While you should always start from drop: [ALL], here are a few capabilities that are particularly dangerous and should set off alarm bells if you think you “need” them:

  • CAP_SYS_ADMIN: This is the big one. It’s a grab-bag of administrative privileges. Needing this usually means you’re doing something that is deeply antagonistic to the concept of containerization. If you add this, you might as well just run as root. You’ve already lost.
  • CAP_NET_RAW: This allows raw sockets, which is the backbone of tools like ping and traceroute. It’s also used in various DNS poisoning and network-scanning attacks. If your app isn’t a network diagnostics tool, it doesn’t need this.
  • CAP_DAC_OVERRIDE: This allows ignoring file permissions. It’s a brute-force capability that bypasses read/write/execute checks. It’s a massive red flag for privilege escalation.

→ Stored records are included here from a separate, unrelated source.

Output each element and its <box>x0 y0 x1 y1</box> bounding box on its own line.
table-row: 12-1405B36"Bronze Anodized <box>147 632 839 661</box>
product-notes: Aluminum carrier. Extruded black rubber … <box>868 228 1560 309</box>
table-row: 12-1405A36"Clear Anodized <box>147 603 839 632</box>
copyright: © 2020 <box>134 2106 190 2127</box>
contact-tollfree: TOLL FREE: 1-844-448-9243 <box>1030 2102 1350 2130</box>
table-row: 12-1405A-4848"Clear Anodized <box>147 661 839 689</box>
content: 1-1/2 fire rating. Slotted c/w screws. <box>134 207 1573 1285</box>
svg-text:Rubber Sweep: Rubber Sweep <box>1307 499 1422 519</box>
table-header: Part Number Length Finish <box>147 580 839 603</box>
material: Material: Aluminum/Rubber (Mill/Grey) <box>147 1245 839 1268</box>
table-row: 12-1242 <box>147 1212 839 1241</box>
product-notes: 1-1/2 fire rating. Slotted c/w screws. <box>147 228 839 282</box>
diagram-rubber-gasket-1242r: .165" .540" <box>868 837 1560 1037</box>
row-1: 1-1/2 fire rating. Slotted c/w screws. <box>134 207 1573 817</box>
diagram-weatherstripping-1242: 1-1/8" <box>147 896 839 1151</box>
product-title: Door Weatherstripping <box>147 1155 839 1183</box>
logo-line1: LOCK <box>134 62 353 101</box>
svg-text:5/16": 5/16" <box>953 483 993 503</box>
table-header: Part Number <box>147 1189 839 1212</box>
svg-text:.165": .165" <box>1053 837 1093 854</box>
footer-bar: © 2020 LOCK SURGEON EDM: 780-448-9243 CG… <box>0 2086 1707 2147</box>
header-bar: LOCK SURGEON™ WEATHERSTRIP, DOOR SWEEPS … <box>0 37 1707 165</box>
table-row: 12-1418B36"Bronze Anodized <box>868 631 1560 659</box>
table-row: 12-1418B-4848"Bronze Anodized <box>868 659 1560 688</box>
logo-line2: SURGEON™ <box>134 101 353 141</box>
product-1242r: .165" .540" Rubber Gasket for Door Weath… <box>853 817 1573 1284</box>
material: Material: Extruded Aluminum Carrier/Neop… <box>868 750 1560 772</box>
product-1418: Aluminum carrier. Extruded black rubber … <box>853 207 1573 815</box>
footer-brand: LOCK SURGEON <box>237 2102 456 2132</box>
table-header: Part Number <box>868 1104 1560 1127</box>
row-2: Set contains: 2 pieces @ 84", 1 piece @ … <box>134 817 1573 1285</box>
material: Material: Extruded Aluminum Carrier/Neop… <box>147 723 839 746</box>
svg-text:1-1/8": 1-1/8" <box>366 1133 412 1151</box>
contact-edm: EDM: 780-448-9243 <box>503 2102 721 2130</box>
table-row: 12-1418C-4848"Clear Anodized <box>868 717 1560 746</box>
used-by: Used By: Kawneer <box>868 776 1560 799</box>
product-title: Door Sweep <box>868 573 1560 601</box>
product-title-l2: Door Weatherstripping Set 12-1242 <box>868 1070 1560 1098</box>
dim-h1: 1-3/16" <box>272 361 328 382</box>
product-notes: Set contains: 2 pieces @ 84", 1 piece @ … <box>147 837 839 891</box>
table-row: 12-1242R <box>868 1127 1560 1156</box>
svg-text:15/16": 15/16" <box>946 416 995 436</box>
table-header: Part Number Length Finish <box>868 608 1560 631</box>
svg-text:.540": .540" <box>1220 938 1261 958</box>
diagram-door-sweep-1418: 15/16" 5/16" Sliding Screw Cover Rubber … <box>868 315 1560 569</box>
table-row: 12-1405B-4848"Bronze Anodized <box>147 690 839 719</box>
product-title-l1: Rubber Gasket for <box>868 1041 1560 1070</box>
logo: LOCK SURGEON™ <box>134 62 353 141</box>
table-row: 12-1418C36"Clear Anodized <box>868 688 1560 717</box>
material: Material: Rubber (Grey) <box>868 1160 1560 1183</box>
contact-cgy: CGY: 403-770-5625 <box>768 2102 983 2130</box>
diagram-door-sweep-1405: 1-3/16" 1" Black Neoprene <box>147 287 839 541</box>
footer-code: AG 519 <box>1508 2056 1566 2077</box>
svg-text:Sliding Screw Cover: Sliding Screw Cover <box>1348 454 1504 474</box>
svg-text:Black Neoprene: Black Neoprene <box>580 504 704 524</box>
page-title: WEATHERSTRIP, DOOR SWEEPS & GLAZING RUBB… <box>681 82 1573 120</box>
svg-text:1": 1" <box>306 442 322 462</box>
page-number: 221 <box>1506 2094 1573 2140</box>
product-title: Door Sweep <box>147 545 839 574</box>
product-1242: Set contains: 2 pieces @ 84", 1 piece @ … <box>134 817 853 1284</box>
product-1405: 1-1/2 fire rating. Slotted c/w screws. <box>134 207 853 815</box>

Beyond Capabilities: The readOnlyRootFilesystem

Capabilities are a huge win, but let’s not stop there. Another brilliant, simple, and brutally effective hardening technique is making the root filesystem read-only. Think about it: your container’s base image is immutable. Your application shouldn’t be writing to /usr/bin or /lib. It should only write to specific volumes, like /tmp or /var/log. Making the root filesystem read-only prevents an attacker from tampering with your application binaries, installing tools, or writing malicious scripts to common locations.

apiVersion: v1
kind: Pod
metadata:
  name: locked-down-pod
spec:
  containers:
  - name: my-app
    image: nginx:alpine
    securityContext:
      capabilities:
        drop:
          - ALL
        add:
          - NET_BIND_SERVICE
      readOnlyRootFilesystem: true # This is the magic line
    volumeMounts:
    - name: tmp-volume
      mountPath: /tmp
    - name: cache-volume
      mountPath: /var/cache/nginx
  volumes:
  - name: tmp-volume
    emptyDir: {}
  - name: cache-volume
    emptyDir: {}

See what we did? We made / read-only, but we knew Nginx needed to write to /tmp and /var/cache/nginx, so we provided writable emptyDir volumes for those specific paths. This is the essence of hardening: understanding your app’s actual needs and meeting them precisely, without giving it the keys to the kingdom. An attacker who gets in now can’t even install curl to download more malware. It’s beautifully frustrating—for them.